A Sabedoria Cabalística e
a Jornada Interior do Maçom.
"Quem busca somente respostas encontra informação; quem aprende a fazer as perguntas certas
encontra sabedoria."
Na busca incessante pela Luz, o maçom descobre que existem caminhos antigos que não prometem riquezas materiais nem poder sobre os homens, mas domínio sobre si mesmo.
Entre esses caminhos destaca-se a sabedoria cabalística: uma linguagem simbólica que convida o iniciado a contemplar o universo como um reflexo do Grande Arquiteto e do ser humano como uma obra em constante construção.
A Cabala não deve ser entendida apenas como um conjunto de ensinamentos esotéricos.
É acima de tudo um convite para olhar além da aparência das coisas.
Ensina que toda realidade visível tem uma dimensão invisível e que o verdadeiro conhecimento nasce quando o homem harmoniza a razão com a intuição, o intelecto com o espírito.
Para o maçom, esta visão é profundamente significativa.
Desde que atravessa os portões do Templo, compreende que cada símbolo, cada ferramenta e cada cerimônia contêm vários níveis de interpretação.
A Cabala lembra-nos precisamente disso: que o símbolo nunca esgota o seu significado e que a verdade não se entrega de uma vez, mas se revela conforme o iniciado aperfeiçoa a sua consciência.
A Árvore da Vida, uma das representações mais conhecidas da tradição cabalística, pode ser vista como uma imagem da ascensão interior.
Cada etapa representa uma virtude a conquistar, um defeito a superar e um ensino a integrar.
Não se trata de escalar posições sobre os outros homens, mas sim de subir acima das próprias limitações.
Essa ideia harmoniza com o trabalho maçônico.

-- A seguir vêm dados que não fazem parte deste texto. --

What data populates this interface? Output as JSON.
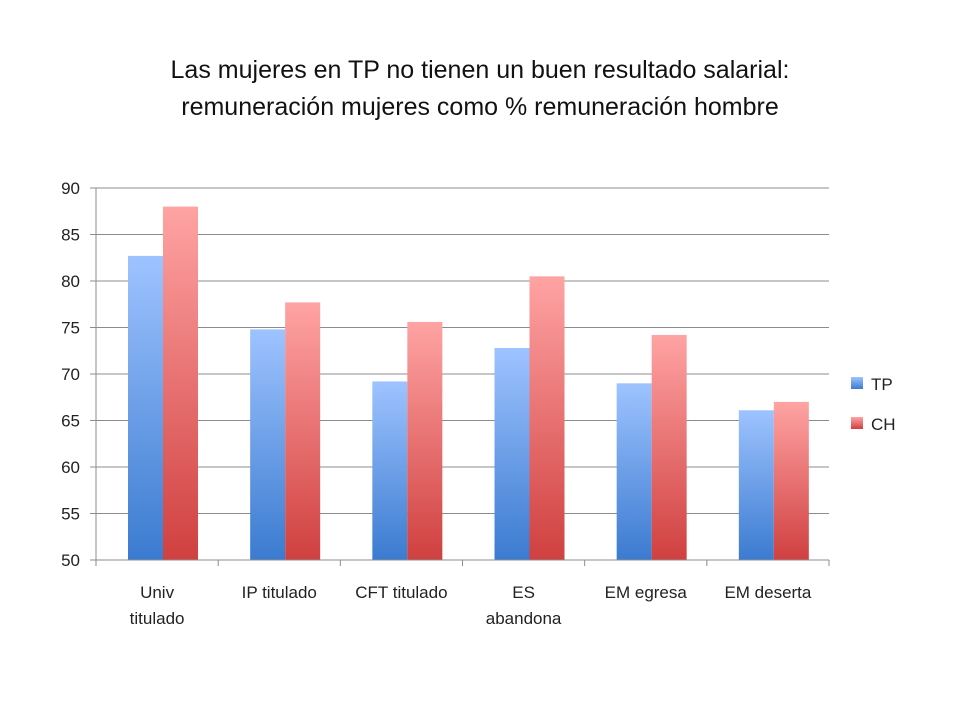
{
  "title": {
    "line1": "Las mujeres en TP no tienen un buen resultado salarial:",
    "line2": "remuneración mujeres como % remuneración hombre"
  },
  "chart_data": {
    "type": "bar",
    "title": "Las mujeres en TP no tienen un buen resultado salarial: remuneración mujeres como % remuneración hombre",
    "categories": [
      [
        "Univ",
        "titulado"
      ],
      [
        "IP titulado"
      ],
      [
        "CFT titulado"
      ],
      [
        "ES",
        "abandona"
      ],
      [
        "EM egresa"
      ],
      [
        "EM deserta"
      ]
    ],
    "series": [
      {
        "name": "TP",
        "values": [
          82.7,
          74.8,
          69.2,
          72.8,
          69.0,
          66.1
        ],
        "color_top": "#9ec3ff",
        "color_bottom": "#3b7bd0"
      },
      {
        "name": "CH",
        "values": [
          88.0,
          77.7,
          75.6,
          80.5,
          74.2,
          67.0
        ],
        "color_top": "#ffa3a3",
        "color_bottom": "#d04040"
      }
    ],
    "ylim": [
      50,
      90
    ],
    "yticks": [
      50,
      55,
      60,
      65,
      70,
      75,
      80,
      85,
      90
    ],
    "grid": true,
    "legend_position": "right",
    "xlabel": "",
    "ylabel": ""
  }
}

Assim como o aprendiz desbasta sua pedra bruta golpe a golpe, o estudioso da sabedoria cabalística pule sua alma através da disciplina, reflexão e serviço.
Nenhuma transformação autêntica ocorre instantaneamente; toda obra digna exige paciência, perseverança e humildade.

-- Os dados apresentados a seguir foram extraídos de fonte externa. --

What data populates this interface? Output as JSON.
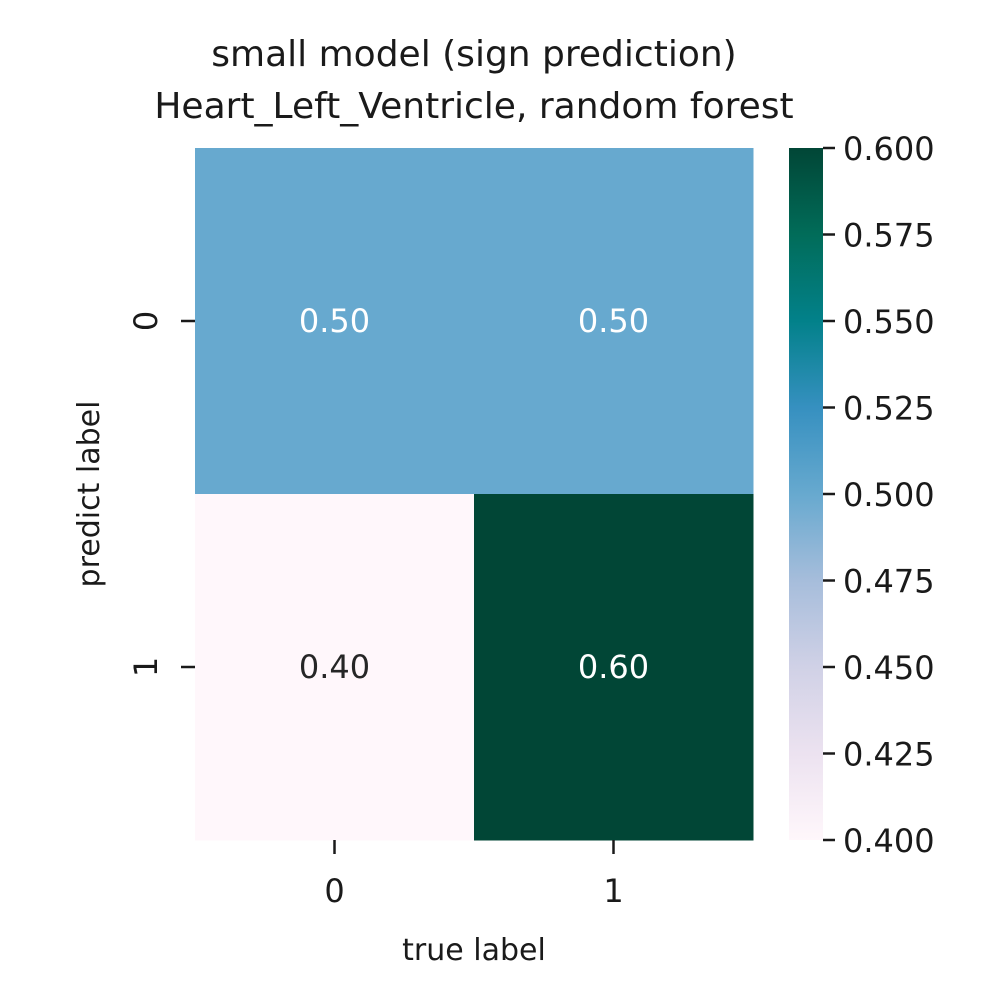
{
  "chart_data": {
    "type": "heatmap",
    "title": [
      "small model (sign prediction)",
      "Heart_Left_Ventricle, random forest"
    ],
    "xlabel": "true label",
    "ylabel": "predict label",
    "x_categories": [
      "0",
      "1"
    ],
    "y_categories": [
      "0",
      "1"
    ],
    "values": [
      [
        0.5,
        0.5
      ],
      [
        0.4,
        0.6
      ]
    ],
    "cell_labels": [
      [
        "0.50",
        "0.50"
      ],
      [
        "0.40",
        "0.60"
      ]
    ],
    "colormap": "PuBuGn",
    "vmin": 0.4,
    "vmax": 0.6,
    "colorbar": {
      "ticks": [
        0.4,
        0.425,
        0.45,
        0.475,
        0.5,
        0.525,
        0.55,
        0.575,
        0.6
      ],
      "tick_labels": [
        "0.400",
        "0.425",
        "0.450",
        "0.475",
        "0.500",
        "0.525",
        "0.550",
        "0.575",
        "0.600"
      ]
    },
    "colors": {
      "stops": [
        "#fff7fb",
        "#ece2f0",
        "#d0d1e6",
        "#a6bddb",
        "#67a9cf",
        "#3690c0",
        "#02818a",
        "#016c59",
        "#014636"
      ],
      "text_light": "#ffffff",
      "text_dark": "#262626"
    }
  }
}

A tradição cabalística também ensina que a palavra possui um poder criador.
Cada pensamento, cada expressão e cada ação geram consequências.

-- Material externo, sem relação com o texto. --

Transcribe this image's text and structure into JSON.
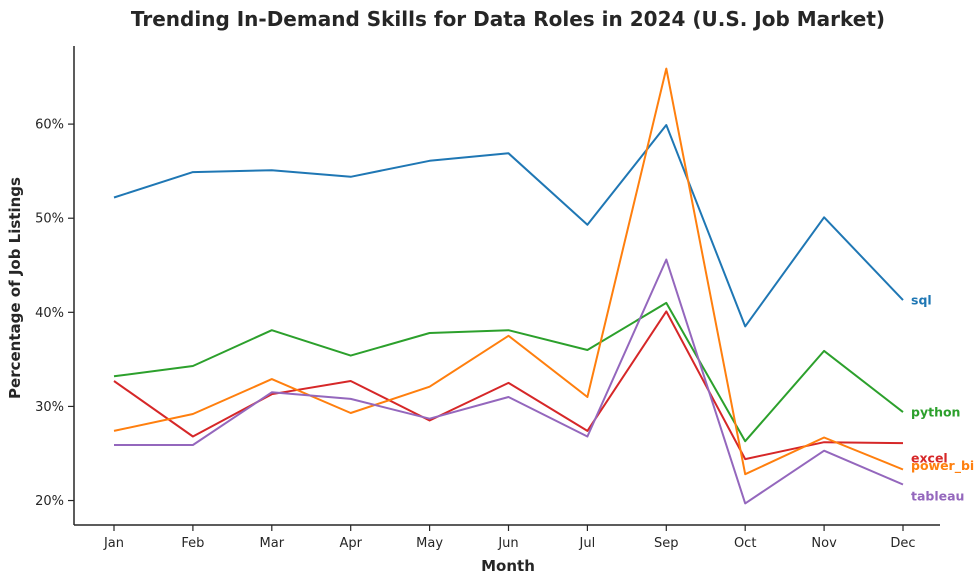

Este ensinamento encontra eco na maçonaria quando o irmão é exortado a falar com verdade, a agir com justiça e a ficar calado quando o silêncio edifica mais do que as palavras.
O verbo constrói, mas também destrói; por isso, a prudência é uma das mais nobres virtudes do iniciado.
No entanto, talvez a lição mais profunda seja compreender que a Luz não é recebida como prêmio, mas como responsabilidade.
Quanto maior o conhecimento adquirido, maior o dever de colocá-lo ao serviço da humanidade.
A sabedoria que não transforma o comportamento acaba sendo simples erudição; a verdadeira sabedoria torna o homem um instrumento de paz, tolerância e fraternidade.
O maçom que contempla a Cabala dessa perspectiva não busca segredos para se sentir superior,
mas chaves para se conhecer melhor.
Descubra que o verdadeiro templo não é feito de pedra, mas de consciência; que o verdadeiro mistério não consiste em decifrar símbolos antigos, mas em decifrar o próprio coração.
Porque o maior enigma do universo não está escrito em pergaminhos escondidos nem gravado em monumentos milenares.
Encontrado no ser humano que decide transformar a escuridão da ignorância na luz do entendimento.
Que cada um de nós tenha a coragem de percorrer esse caminho com humildade, sabendo que toda luz conquistada ilumina também o caminho dos nossos semelhantes.
Só então compreenderemos que a sabedoria cabalística e a maçonaria convergem em um mesmo propósito:
"A perfeição moral do homem
para a glória do
Grande Arquiteto do Universo
e o bem-estar de toda a humanidade".